Enfin, le critère de l'éligibilité ou
non. A ce sujet, le droit d'éligibilité peut consister en la
fixation d'un quota maximal de représentation des ressortissants
nigérians au sein de l'organe délibérant de la
commune473. Un droit à l'éligibilité de
portée limitée, marqué par un accès ouvert d'une
part au conseil municipal, et fermé d'autre part aux fonctions de chef
ou d'adjoint de l'exécutif communal.
470 Les différentes séquences du conflit
frontalier entre le Cameroun et le Nigéria sont constituées dans
un ordre chronologique par la décision de la CIJ le 10 octobre 2002, la
signature de l'accord de Greentree le 12 juin 2006, l'accord de Calabar du 14
août 2008 et la fin du régime spécial transitoire le 14
août 2013.
471 Dans cette optique les scrutins présidentiel et
législatif et les référendums sont exclus de ce champ.

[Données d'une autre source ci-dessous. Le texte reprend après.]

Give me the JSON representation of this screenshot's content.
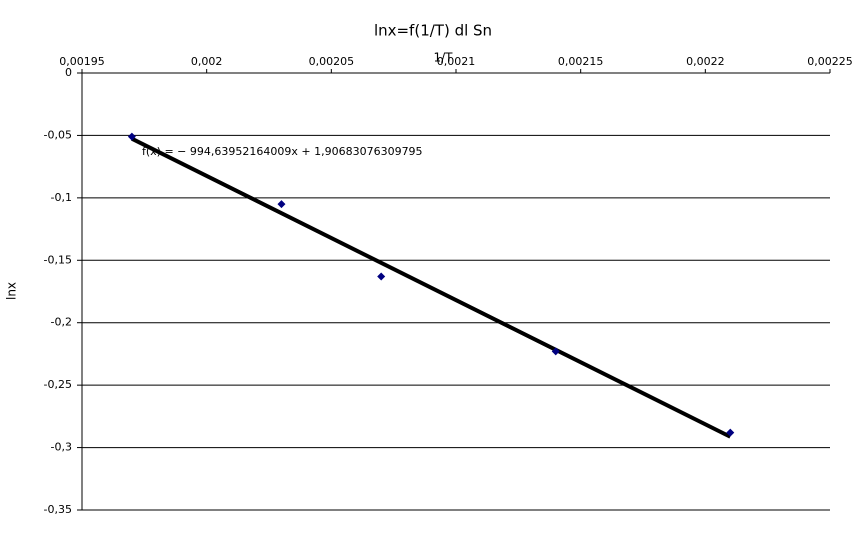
{
  "chart_data": {
    "type": "scatter",
    "title": "lnx=f(1/T) dl Sn",
    "x_label": "1/T",
    "y_label": "lnx",
    "series": [
      {
        "color": "#000080",
        "x": [
          0.00197,
          0.00203,
          0.00207,
          0.00214,
          0.00221
        ],
        "values": [
          -0.051,
          -0.105,
          -0.163,
          -0.223,
          -0.288
        ]
      }
    ],
    "trendline": {
      "slope": -994.63952164009,
      "intercept": 1.90683076309795,
      "label": "f(x) = − 994,63952164009x + 1,90683076309795",
      "color": "#000000"
    },
    "xlim": [
      0.00195,
      0.00225
    ],
    "xticks": [
      {
        "value": 0.00195,
        "label": "0,00195"
      },
      {
        "value": 0.002,
        "label": "0,002"
      },
      {
        "value": 0.00205,
        "label": "0,00205"
      },
      {
        "value": 0.0021,
        "label": "0,0021"
      },
      {
        "value": 0.00215,
        "label": "0,00215"
      },
      {
        "value": 0.0022,
        "label": "0,0022"
      },
      {
        "value": 0.00225,
        "label": "0,00225"
      }
    ],
    "ylim": [
      -0.35,
      0
    ],
    "yticks": [
      0,
      {
        "value": -0.05,
        "label": "-0,05"
      },
      {
        "value": -0.1,
        "label": "-0,1"
      },
      {
        "value": -0.15,
        "label": "-0,15"
      },
      {
        "value": -0.2,
        "label": "-0,2"
      },
      {
        "value": -0.25,
        "label": "-0,25"
      },
      {
        "value": -0.3,
        "label": "-0,3"
      },
      {
        "value": -0.35,
        "label": "-0,35"
      }
    ],
    "grid": true
  }
}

472 Le traité de Maastricht du 7 février 1992
prévoit en effet que les citoyens de l'Union disposent d'un droit de
vote et d'éligibilité pour les élections municipales et
européennes dans l'Etat membre où ils résident et dont ils
ne sont pas ressortissants.
473 Le quota maximal légalement défini devrait
dans ce sens correspondre à un nombre de conseillers bien
déterminé à l'avance, sur la base du nombre total de
conseillers que compte la commune en question.